One of the key areas of ethical concern is food product quality control and authenticity and, in particular, the accidental or fraudulent blending of meat from different species.
This is most problematic for consumers with ethical concerns against consuming pork products, such as Muslim and Judaic communities. Even the presence of traces of pork in meat-based products and gelling agents in food (ie: in candy, ice cream, and marshmallows) are of high concern to these consumers.
Another key area which brings about ethical implications are false label claims as seen in the 2013 European meat contamination scandal where traces of horse DNA were identified in beef products sold in several supermarket chains. This also has health implications as some horses are treated with antibiotics that are highly toxic to humans.
Meat speciation in the laboratory has traditionally been performed using either polymerase chain reaction (PCR) or enzyme-linked immunosorbent assay (ELISA). PCR utilises an indirect analysis of the meat protein by detecting the remnant DNA rather than the protein directly. As a result, false negatives could be observed, specifically in overly processed foods, where the DNA may be destroyed during processing.

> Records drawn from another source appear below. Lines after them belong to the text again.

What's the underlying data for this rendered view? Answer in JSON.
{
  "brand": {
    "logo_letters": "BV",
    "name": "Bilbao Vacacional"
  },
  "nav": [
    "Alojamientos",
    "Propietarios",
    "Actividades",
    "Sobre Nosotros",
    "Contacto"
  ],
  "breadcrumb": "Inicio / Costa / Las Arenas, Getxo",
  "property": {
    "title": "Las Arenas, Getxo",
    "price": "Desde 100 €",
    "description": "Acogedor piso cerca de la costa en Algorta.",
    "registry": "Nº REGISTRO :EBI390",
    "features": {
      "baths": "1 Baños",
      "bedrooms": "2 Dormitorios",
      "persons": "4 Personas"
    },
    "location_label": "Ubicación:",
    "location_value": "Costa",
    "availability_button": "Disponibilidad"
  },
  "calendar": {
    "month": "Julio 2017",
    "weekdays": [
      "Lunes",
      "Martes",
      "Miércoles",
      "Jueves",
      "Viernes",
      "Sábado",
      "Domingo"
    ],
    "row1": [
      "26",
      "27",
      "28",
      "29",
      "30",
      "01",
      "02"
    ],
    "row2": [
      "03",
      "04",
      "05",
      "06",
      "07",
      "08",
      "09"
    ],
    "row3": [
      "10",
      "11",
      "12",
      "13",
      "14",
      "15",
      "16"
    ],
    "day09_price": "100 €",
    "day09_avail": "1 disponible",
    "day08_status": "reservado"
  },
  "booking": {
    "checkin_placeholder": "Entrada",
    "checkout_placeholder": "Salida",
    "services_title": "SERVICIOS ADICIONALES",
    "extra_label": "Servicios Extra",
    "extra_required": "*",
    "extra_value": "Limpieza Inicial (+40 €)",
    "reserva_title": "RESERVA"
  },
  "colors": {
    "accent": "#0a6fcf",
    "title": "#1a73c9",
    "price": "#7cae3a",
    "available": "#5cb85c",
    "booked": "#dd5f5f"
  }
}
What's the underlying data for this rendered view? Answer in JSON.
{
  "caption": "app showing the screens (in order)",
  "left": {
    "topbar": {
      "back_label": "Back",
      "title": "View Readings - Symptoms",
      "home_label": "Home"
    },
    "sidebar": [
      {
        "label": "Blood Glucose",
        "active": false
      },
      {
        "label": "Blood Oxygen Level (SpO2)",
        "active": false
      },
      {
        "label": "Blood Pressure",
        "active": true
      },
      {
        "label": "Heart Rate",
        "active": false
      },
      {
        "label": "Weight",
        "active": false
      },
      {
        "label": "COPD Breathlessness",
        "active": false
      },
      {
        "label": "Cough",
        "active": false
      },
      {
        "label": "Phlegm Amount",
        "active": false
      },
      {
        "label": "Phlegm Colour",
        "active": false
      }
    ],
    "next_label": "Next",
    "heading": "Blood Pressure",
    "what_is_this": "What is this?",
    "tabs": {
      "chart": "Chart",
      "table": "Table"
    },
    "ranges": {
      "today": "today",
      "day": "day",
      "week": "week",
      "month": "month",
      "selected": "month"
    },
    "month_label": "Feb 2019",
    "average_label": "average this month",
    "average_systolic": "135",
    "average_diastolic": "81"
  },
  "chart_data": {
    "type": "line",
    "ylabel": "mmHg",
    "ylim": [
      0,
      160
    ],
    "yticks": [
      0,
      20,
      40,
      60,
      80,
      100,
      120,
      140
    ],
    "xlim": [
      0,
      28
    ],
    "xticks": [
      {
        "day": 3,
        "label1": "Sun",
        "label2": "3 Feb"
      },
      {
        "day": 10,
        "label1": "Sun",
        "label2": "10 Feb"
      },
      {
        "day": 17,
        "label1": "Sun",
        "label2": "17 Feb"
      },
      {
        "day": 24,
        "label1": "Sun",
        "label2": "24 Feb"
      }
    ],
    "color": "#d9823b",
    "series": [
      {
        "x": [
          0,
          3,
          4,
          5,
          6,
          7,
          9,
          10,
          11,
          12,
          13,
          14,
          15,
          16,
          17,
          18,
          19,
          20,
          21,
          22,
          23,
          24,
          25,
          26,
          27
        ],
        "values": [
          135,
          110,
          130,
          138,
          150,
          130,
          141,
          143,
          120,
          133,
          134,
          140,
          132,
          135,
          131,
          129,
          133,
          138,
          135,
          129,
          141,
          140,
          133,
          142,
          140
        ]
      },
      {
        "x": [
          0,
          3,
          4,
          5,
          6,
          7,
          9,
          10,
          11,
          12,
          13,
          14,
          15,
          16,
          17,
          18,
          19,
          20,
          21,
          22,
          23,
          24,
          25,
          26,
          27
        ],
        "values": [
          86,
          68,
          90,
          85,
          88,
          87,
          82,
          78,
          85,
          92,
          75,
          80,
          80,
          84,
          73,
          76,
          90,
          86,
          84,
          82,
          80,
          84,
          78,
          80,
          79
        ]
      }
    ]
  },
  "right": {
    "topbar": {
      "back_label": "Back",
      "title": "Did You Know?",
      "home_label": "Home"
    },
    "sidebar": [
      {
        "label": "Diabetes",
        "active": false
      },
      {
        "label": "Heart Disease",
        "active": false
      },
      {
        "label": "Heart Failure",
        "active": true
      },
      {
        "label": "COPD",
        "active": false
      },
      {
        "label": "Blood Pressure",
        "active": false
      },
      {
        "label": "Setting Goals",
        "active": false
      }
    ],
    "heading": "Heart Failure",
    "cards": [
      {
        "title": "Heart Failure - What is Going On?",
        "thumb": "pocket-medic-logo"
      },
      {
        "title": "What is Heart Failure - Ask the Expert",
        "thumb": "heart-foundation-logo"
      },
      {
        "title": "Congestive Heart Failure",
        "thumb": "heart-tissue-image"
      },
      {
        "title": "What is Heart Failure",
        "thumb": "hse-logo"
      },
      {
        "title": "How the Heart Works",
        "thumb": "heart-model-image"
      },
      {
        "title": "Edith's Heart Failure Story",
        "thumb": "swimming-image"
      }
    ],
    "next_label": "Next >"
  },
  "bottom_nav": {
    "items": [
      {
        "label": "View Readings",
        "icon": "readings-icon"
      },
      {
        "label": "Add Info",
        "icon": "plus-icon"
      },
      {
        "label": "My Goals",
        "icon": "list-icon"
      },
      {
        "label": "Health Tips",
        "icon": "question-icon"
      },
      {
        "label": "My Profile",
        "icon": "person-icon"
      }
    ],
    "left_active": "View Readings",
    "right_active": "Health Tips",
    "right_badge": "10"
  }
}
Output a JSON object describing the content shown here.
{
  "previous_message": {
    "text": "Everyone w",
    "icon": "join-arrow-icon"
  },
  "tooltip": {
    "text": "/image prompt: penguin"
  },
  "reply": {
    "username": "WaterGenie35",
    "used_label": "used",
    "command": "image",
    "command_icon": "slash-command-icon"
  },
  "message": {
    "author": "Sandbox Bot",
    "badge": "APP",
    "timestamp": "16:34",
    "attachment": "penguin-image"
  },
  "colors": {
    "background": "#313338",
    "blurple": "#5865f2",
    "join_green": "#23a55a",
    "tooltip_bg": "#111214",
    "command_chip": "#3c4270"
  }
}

Meanwhile, ELISA methodology is based on the interaction of the targeted meat protein with an antibody to that protein. This approach is limited in that each species must be analysed separately and it is highly susceptible to false positive or false negative results, particularly for closely related meat species or if the product has been processed (which could modify or degrade the intact protein).
Besides PCR and ELISA, a spectrometry-based method has also been developed for detecting pork.
Proteins are extracted from the tissue and digested into peptide fragments; in some samples, SPE is used to remove matrix interferences to enhance results. By monitoring multiple peptides for each type of meat tissue, the method provides better selectivity to verify the presence of a particular meat tissue within a sample.
Extracts are separated using microflow LC chromatography, which provides excellent separation, peak shape, and sensitivity, enabling labs to achieve limits of detection for some meat species to one percent composition or even less.
MRMs for the peptide markers are detected using QTRAP LC/MS/MS detection for highest specificity for the targeted peptide sequence.
By identifying the exact peptide sequence, this method enables the distinction between even closely related species—for example, many horse and beef proteins are highly similar and only differ by a few amino acids, so having sequence information is critical to avoid false species assignments.
This LC/MS/MS approach detects those markers to confirm the identity of the peptides and ultimately, the identity of the species in the tissue sample.
The differences in this method, as compared to existing methods such as PCR and ELISA, lie in the fact that it can detect multiple protein markers of multiple meat samples in a single run with high sensitivity.
By combining the detection of multiple peptides for each meat species, and the capabilities to get the sequences of those peptides, liquid chromatography and tandem mass spectrometry (LC/MS/MS) is able to overcome many of the limitations of traditional methodologies, particularly the lack of specificity of PCR and ELISA approaches, which can lead to false negative or false positive findings.